The first woman named in Andover, Martha Carrier, wife of Thomas and a 38-year-old mother of five, was sentenced to die on the same day as the Proctors. She was hanged with Proctor and three other men, her body thrown into a shallow, unmarked grave with two of them, a chin and foot and hand showing above the dirt thrown in on them.
Martha Carrier was the matriarch of thousands of Carriers in the US., including the founder of Carrier air conditioning.

Among witch experts Martha is the unrepentant “queen of hell,” for her fiery rebuff of the wildest charges of the Salem witch trials: murder, broom flying, killing cattle. Two children were tortured to forced testimony against her, according to a jailhouse letter from Proctor.

After her death the Rev. Cotton Mather engraved Martha as “that rampant hag…who would be queen of hell,” a ringing epithet repeated in poems, witch tales and Hawthorne’s short story, “Young Goodman Brown.”
Jim Carrier, Denver Post 1996

Witchcraft goes kitsch

Salem, Mass – It took 200 years to turn sorrow into spoons, commemorative, silver demitasses issued on the bicentennial of the infamous witch trials.

After 300 years, the sellout – witch to kitsch – is complete. A hag on a broom flies on the doors of police cars beneath the logo, “The Witch City.” The high school teams are the “Witches.” The Salem daily newspaper flies one on its masthead. On Gallows Hill Park, where bones of accused witches lie unmarked, Little Leaguers play below the baby-blue Salem water tank, which boasts another black flier. Her nose, like all of Salem’s witch noses, has been graphically improved.

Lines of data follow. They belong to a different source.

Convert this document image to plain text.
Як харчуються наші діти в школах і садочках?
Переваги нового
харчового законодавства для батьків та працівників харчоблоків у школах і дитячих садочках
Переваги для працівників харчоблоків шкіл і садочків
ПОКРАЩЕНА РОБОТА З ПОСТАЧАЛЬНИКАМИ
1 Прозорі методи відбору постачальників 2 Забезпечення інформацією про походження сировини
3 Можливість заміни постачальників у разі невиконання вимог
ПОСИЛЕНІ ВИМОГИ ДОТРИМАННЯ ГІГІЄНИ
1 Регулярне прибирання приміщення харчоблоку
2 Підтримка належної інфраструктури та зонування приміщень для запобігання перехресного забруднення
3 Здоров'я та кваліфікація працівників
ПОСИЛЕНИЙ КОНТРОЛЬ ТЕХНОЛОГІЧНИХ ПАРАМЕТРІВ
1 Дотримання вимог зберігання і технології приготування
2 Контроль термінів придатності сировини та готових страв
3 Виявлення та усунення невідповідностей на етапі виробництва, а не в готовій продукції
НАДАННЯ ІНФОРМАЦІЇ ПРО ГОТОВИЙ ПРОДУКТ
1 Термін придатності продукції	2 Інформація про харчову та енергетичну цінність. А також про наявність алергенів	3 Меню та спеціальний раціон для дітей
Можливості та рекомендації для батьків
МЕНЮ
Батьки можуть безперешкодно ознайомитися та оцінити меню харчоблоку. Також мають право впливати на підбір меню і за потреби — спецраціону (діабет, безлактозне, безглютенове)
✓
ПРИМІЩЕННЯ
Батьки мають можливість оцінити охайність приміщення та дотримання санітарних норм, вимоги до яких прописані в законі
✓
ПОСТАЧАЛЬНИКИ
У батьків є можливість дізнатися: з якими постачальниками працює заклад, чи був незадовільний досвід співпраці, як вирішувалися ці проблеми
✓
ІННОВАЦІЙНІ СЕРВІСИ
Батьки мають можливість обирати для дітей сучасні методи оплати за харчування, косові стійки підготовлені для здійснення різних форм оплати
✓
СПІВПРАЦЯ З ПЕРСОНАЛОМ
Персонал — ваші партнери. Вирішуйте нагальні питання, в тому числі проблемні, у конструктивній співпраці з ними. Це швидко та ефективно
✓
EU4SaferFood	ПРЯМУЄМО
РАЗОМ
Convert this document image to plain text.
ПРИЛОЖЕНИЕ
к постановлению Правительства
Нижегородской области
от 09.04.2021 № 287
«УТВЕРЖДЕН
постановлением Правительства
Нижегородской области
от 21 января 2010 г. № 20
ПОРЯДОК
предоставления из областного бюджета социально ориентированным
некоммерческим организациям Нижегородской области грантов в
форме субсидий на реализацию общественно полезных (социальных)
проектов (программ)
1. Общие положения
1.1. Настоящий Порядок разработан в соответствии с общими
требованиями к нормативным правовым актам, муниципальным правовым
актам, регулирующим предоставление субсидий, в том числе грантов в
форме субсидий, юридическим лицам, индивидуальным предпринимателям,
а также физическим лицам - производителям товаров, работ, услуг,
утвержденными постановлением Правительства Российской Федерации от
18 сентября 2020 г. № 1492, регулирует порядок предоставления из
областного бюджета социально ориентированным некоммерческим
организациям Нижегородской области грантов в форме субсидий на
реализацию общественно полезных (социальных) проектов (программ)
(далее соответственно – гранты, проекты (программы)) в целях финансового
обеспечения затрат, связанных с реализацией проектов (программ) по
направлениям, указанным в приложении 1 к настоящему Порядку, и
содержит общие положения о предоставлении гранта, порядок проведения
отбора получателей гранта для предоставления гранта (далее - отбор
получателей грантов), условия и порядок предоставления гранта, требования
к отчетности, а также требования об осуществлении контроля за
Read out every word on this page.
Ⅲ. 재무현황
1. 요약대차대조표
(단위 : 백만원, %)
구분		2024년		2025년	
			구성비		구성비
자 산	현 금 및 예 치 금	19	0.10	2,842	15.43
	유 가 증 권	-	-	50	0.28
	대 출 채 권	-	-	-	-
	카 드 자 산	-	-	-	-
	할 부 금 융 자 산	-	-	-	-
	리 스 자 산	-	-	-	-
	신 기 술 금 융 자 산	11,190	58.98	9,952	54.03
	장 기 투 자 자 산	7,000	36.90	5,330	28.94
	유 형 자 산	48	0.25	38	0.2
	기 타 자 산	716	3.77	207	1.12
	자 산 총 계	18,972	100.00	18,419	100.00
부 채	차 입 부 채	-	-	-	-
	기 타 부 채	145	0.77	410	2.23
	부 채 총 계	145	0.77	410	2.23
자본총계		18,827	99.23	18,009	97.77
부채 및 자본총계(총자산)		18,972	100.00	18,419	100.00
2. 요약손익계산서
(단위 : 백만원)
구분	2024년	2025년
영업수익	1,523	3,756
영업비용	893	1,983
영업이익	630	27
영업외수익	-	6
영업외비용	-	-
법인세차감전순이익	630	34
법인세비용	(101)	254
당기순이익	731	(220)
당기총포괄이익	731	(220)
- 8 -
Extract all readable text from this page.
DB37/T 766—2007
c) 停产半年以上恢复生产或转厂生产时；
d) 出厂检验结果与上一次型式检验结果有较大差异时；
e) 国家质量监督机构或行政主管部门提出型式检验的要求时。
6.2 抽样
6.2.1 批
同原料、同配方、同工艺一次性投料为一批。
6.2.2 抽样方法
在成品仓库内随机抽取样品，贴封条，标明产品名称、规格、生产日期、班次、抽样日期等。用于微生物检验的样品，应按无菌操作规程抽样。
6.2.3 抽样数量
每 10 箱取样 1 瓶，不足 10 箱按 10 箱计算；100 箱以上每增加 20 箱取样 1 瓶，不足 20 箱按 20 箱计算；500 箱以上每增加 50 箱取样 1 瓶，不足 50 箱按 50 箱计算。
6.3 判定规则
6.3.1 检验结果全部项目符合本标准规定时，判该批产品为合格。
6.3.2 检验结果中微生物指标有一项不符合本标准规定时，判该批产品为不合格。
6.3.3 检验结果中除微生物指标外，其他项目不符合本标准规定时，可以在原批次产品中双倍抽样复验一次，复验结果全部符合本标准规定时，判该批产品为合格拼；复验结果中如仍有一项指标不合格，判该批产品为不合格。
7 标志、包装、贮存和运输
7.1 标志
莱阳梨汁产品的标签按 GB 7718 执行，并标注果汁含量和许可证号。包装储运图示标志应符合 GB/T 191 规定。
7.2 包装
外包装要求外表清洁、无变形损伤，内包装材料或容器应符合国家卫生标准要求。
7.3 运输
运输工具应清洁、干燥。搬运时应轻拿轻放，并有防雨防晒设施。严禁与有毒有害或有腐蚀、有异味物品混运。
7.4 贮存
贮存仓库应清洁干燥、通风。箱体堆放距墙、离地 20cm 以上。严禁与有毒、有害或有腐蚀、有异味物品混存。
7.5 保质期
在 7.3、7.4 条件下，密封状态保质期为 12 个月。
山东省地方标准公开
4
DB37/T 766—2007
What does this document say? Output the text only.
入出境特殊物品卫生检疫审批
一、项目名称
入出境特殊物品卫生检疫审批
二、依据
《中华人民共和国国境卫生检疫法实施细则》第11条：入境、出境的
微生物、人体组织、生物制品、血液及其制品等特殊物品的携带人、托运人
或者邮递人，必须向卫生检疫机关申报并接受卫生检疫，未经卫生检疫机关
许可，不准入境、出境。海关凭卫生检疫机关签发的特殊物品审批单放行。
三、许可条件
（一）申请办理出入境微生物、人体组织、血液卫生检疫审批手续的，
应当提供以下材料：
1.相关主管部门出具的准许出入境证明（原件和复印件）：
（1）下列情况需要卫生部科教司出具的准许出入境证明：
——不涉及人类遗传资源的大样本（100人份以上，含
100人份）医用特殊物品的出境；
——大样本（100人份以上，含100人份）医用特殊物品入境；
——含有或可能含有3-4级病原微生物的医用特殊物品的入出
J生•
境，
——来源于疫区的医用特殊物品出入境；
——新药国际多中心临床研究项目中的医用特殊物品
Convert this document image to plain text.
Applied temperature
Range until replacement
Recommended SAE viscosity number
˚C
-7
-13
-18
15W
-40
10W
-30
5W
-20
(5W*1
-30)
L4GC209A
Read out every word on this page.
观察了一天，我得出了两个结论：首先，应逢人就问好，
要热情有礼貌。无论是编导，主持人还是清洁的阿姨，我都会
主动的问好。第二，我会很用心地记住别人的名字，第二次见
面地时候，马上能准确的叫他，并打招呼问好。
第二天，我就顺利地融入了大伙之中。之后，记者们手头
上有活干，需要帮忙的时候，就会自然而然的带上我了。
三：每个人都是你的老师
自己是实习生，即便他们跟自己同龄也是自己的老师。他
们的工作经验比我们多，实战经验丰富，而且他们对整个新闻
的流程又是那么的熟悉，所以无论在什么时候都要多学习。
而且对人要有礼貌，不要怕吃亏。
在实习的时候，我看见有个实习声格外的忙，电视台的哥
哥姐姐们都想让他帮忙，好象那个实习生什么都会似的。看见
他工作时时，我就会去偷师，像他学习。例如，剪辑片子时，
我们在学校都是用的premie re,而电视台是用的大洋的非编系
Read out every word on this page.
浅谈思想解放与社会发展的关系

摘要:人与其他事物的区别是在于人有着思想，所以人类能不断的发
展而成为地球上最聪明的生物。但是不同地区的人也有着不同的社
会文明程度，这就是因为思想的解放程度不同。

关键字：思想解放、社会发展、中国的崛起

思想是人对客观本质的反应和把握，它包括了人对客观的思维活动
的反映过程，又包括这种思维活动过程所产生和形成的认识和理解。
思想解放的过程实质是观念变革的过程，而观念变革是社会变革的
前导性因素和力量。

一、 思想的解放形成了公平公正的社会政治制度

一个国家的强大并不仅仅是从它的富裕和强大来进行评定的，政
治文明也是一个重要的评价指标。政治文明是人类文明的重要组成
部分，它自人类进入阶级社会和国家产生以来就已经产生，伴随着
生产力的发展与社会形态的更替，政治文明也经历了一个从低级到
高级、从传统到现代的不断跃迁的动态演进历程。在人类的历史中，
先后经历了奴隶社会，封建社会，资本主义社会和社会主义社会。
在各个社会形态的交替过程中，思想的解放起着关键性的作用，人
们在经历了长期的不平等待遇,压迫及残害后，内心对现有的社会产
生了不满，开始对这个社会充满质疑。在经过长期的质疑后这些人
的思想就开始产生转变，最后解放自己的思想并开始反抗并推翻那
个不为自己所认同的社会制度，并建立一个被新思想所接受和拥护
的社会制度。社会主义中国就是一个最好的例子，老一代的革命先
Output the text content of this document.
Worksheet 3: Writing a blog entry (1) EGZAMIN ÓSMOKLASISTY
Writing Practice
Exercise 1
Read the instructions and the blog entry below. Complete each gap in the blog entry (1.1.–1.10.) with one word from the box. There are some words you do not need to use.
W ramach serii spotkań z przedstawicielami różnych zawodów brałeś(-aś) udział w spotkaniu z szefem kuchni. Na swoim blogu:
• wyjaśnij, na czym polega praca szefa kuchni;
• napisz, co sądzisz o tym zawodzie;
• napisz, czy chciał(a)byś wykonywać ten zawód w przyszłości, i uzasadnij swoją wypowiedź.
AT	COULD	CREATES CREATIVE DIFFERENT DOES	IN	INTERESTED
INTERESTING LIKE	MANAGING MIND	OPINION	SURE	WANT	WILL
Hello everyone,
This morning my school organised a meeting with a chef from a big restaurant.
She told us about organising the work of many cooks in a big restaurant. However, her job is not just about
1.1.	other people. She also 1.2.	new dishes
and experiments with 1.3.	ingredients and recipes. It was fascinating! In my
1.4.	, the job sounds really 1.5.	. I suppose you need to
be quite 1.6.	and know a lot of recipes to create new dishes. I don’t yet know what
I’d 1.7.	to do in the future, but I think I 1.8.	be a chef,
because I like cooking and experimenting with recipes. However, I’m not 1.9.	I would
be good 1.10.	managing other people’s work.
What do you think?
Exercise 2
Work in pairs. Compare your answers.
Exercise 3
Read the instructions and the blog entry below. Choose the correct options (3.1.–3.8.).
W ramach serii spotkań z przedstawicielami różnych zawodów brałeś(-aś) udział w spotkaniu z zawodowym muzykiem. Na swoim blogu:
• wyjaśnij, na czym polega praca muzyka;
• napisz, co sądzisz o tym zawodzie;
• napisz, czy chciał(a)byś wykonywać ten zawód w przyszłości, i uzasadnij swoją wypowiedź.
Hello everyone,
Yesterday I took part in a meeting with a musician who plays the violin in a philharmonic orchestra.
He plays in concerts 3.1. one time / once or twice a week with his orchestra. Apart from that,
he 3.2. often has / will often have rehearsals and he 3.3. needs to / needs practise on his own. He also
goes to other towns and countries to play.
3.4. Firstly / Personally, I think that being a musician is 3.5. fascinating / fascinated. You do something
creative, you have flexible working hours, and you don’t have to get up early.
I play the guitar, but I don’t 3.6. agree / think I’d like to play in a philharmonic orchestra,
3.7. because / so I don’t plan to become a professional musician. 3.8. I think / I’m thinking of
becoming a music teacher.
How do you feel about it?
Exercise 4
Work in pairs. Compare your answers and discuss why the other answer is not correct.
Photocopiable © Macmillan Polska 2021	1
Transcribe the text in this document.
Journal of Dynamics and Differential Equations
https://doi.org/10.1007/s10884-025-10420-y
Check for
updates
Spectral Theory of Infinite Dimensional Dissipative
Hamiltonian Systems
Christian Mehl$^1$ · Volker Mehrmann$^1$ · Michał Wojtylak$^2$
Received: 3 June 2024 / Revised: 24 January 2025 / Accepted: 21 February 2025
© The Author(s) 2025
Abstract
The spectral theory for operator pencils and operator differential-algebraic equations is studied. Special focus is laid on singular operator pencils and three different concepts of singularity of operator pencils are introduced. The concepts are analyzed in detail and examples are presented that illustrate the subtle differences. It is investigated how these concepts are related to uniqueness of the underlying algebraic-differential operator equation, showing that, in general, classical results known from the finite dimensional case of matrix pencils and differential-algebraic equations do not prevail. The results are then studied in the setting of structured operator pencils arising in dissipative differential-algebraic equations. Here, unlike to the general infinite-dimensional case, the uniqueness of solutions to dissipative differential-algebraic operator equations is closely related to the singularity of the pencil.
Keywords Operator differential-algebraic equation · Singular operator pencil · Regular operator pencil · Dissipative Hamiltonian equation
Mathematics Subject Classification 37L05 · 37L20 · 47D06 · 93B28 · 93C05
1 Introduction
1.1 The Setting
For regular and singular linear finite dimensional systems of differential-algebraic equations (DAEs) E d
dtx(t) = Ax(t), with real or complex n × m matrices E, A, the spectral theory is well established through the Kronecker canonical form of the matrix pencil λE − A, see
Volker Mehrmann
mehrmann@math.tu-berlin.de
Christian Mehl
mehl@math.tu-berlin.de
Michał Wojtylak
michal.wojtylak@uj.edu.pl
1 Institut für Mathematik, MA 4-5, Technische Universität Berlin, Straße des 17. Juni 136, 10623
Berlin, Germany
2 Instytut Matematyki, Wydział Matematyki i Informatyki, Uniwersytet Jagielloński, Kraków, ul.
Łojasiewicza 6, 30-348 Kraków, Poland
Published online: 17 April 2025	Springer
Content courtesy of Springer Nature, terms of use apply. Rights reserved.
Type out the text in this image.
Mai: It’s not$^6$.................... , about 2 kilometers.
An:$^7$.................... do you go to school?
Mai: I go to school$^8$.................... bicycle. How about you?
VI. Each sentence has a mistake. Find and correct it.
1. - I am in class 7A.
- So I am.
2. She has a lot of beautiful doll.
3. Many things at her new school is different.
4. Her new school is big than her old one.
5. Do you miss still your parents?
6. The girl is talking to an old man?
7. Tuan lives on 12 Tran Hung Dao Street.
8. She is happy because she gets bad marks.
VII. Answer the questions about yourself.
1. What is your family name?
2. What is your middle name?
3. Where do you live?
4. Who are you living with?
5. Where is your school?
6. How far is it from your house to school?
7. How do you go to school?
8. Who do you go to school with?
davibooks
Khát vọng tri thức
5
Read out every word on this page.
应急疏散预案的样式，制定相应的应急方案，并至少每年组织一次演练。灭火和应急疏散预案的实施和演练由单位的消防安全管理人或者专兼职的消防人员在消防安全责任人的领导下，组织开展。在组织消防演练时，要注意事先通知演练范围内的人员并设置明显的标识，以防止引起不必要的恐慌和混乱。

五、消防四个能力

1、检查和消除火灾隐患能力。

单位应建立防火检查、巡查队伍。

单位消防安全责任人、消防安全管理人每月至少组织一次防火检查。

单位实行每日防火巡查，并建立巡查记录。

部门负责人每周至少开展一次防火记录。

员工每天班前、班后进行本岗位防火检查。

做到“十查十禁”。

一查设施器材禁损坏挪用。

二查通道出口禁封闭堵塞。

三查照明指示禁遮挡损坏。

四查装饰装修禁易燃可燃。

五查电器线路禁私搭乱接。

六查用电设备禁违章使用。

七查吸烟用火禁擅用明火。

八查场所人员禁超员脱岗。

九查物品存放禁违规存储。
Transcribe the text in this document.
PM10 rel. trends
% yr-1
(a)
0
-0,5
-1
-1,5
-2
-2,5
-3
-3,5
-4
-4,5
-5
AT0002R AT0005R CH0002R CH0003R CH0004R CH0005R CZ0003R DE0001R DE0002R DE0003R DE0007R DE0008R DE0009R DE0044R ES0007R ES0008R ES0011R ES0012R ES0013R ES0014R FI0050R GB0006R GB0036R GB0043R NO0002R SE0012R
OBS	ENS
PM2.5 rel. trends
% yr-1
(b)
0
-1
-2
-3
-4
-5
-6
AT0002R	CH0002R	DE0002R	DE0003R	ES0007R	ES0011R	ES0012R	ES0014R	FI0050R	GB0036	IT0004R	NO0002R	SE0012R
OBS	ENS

Salem, which has world-class history from sailing, whaling and the Massachusetts colony, emphasizes witchcraft in its tourist brochures. The biggest ads are for the Witch Museum, the Museum of Myths and Monsters, and Dracula’s Castle. At Cry Innocent, a summer drama, tourists can “cross-examine the characters; vote on outcome.”

A solemn stone memorial, erected in 1992 to commemorate the 20 deaths in 1692, lies back-to-back with the old burying ground – and the Salem Wax Museum of Witches and Seafarers.

Across the street from the Peabody Essex Museum, with its unparalleled collection of original witch hunt documents, sits Crow Haven Corner, “A Witch Shop,” with crystals and candles to light a city, and lines of people waiting in the rain for time with Salem’s official witch, Tarot Card reading morning till night.

“Oh, they weren’t witches back then,” said a beringed-in-nostril-and-elsewhere man. “But we are.”

At the Broom Closet (“Salem’s largest witch shoppe”), black-draped manager Lois DeVine points to Celtic incense. “We have an exclusive line, from ancient recipes.” Among her big sellers, the book “To Ride a Silver Broomstick,” a guide for the “solitary witch.”

There are 2,500 Wicca believers in Salem, it is claimed. “The police are very tolerant of us,” said DeVine. “We are able to go outside and do ceremonies.”

The holiest day for witches, of course, is Halloween, when 100,000 people cram Salem for “haunted happenings.” Among the spooky events: “the Kahlua Witches Brew Taste Off.”